I ricercatori dell'Università di Southampton (Regno Unito) hanno escogitato un metodo di registrazione dei dati ad alta densità utilizzando laser su vetro, che chiamano cinque dimensioni (5D). Nel corso degli esperimenti, hanno registrato 6 GB di dati su un vetro quadrato da 1 pollice, che in futuro potrebbe fornire 500 TB su un disco Blu-ray. Ma il problema rimane la bassa velocità di scrittura a livello di 225 KB / s: ci sono volute 6 ore per scrivere i dati di test.
La registrazione viene eseguita utilizzando due laser, uno dei quali è apparentemente un riferimento e il secondo è la codifica.
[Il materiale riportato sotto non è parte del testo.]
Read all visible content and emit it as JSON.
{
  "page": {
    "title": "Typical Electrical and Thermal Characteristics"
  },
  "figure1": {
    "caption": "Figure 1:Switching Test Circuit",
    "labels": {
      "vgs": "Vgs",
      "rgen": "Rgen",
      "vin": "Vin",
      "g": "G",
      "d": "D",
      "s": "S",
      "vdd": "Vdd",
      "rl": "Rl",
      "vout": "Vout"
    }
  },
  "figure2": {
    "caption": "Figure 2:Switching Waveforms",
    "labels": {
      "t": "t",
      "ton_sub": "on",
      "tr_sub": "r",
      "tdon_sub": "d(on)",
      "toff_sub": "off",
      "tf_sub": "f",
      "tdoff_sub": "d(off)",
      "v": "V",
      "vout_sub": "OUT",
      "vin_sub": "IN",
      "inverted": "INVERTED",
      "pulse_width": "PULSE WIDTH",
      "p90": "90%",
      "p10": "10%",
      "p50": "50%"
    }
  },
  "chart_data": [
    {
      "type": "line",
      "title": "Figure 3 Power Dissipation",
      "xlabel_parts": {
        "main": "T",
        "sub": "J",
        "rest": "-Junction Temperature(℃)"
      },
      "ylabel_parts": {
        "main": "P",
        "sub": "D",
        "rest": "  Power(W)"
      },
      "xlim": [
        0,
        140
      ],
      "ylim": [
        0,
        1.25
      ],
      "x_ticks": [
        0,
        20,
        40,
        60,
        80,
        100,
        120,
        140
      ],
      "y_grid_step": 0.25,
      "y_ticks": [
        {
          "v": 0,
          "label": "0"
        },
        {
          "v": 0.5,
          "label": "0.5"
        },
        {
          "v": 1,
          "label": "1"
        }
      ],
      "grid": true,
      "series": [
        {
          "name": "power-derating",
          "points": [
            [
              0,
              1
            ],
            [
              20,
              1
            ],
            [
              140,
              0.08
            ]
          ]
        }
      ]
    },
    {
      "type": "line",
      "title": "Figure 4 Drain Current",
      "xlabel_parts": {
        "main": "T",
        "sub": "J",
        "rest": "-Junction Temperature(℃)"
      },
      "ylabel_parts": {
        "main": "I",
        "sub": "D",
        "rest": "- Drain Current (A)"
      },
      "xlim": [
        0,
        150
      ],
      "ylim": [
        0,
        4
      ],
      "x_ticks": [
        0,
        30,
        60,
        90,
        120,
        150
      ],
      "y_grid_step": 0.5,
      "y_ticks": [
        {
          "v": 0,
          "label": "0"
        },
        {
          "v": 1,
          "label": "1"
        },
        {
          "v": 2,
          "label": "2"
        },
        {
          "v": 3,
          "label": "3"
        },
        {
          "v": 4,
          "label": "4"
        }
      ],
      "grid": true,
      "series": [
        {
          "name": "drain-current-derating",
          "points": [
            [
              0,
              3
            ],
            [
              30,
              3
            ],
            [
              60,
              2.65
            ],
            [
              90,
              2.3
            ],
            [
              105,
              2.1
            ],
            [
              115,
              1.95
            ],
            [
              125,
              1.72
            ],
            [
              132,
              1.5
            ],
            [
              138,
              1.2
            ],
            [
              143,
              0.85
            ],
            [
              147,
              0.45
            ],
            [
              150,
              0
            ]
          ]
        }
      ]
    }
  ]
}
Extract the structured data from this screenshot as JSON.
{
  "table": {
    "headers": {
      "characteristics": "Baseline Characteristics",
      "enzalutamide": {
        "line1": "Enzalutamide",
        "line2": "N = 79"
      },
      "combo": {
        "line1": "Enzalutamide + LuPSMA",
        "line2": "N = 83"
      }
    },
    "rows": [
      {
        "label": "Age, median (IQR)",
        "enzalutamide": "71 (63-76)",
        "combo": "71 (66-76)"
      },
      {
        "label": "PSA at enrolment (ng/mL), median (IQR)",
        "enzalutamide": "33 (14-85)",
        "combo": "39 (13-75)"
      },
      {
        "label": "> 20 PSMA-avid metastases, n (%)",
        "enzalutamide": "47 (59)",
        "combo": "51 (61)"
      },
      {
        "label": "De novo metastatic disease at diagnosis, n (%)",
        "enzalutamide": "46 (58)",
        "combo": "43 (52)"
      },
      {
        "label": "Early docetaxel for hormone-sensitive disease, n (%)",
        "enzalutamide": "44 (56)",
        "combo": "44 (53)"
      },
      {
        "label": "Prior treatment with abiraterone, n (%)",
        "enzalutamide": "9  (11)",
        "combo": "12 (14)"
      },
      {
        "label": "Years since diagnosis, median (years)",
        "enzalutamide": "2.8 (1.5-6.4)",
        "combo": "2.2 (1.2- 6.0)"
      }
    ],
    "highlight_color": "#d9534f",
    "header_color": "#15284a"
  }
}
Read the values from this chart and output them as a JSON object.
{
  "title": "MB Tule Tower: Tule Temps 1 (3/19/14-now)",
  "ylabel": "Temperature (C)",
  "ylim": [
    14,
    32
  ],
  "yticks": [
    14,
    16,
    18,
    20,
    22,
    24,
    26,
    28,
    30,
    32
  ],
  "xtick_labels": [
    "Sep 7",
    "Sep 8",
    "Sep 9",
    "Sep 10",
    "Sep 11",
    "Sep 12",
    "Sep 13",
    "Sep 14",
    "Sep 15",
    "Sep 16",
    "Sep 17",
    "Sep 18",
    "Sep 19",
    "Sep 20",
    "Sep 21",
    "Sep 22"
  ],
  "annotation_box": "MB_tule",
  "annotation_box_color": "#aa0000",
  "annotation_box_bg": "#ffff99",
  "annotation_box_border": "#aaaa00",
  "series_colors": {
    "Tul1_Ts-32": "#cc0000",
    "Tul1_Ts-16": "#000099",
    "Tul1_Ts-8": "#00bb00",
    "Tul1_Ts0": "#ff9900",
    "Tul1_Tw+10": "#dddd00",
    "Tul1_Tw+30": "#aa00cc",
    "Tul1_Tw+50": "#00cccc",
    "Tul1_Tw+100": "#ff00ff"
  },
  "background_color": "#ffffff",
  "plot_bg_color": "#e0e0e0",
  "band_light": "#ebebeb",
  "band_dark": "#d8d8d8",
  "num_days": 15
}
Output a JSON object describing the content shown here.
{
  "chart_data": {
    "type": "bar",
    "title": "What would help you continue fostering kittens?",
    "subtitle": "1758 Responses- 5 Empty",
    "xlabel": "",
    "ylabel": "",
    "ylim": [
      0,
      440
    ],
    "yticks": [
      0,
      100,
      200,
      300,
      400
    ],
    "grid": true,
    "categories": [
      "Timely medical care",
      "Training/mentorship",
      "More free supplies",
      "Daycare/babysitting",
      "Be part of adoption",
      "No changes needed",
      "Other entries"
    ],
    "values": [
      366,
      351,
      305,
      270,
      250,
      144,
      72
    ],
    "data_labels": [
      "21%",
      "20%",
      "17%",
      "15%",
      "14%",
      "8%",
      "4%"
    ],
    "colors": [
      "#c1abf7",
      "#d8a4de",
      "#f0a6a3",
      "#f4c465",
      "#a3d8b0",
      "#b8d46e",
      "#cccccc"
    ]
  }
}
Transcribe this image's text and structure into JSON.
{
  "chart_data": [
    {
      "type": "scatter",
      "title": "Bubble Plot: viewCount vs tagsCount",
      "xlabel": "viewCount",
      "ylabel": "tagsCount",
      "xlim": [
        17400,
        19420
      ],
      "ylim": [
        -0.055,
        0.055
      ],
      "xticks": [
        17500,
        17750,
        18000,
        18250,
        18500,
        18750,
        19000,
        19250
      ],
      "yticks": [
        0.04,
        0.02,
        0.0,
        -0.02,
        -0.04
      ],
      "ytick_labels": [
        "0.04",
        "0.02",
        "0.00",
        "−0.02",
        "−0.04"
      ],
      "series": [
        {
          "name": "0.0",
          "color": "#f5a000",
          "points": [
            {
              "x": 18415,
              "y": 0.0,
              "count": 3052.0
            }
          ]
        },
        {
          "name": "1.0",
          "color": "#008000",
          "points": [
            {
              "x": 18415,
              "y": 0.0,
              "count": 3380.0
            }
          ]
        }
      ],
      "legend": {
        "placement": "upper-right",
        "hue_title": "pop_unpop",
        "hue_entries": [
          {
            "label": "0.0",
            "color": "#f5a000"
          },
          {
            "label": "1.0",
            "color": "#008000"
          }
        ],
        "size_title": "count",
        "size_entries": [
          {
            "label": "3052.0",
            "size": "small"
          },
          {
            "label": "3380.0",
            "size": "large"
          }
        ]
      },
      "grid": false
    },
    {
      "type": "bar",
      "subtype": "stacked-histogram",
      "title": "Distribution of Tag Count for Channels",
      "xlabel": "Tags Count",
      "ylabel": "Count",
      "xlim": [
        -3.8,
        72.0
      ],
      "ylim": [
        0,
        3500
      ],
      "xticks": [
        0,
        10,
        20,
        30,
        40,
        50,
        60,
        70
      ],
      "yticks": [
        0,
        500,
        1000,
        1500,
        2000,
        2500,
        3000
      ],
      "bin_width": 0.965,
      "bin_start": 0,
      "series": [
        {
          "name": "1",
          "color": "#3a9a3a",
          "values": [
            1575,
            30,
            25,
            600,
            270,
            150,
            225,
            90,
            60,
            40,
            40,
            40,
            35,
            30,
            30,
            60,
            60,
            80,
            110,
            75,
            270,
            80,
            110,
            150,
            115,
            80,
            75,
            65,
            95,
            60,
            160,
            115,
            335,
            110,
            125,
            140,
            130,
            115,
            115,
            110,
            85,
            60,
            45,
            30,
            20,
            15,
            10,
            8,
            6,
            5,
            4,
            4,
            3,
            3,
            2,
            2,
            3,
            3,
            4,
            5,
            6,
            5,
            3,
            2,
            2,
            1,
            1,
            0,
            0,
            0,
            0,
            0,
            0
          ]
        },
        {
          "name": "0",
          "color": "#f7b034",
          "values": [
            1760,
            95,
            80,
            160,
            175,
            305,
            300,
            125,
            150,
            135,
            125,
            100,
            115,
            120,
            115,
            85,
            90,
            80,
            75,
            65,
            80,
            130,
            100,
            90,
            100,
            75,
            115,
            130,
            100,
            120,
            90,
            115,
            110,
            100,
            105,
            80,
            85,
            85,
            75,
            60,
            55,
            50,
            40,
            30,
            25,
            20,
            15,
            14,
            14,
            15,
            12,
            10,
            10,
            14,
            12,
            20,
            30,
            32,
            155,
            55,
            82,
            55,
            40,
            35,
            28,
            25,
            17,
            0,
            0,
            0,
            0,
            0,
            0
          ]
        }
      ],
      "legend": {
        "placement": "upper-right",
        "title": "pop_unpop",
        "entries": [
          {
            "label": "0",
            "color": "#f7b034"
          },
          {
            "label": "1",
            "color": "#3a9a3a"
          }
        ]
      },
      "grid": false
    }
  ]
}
Quest'ultimo effettua depressioni nel bicchiere con brevi impulsi di femtosecondi. Le informazioni sono codificate sia dalla polarizzazione che dall'intensità della luce. Per leggere i dati, il sensore di immagine acquisisce un'immagine spaziale ottenuta con il raggio di riferimento. Questa tecnologia è stata chiamata registrazione olografica 10-15 anni fa ed è stata attivamente studiata da molte aziende. Tutti abbandonarono lo sviluppo o accantonarono, ma gli inglesi non si arresero.
Certo, la velocità di scrittura rimane un problema serio, ma il risultato raggiunto, fanno notare gli sviluppatori, è molto migliore di quanto avrebbero potuto dimostrare quattro anni fa. Nel 2017 la velocità di scrittura era di 3 KB/s e oggi questa cifra è migliorata di 75 volte. Bene, gli scienziati britannici hanno qualcosa per cui lottare. Microsoft, ad esempio, è stata in grado di scrivere 75,6 GB di dati su un vetro al quarzo quadrato da 75 mm due anni fa e, a quanto pare, a una velocità maggiore. Si tratta di circa un quarto in più di volume rispetto a quello raggiunto dagli inglesi.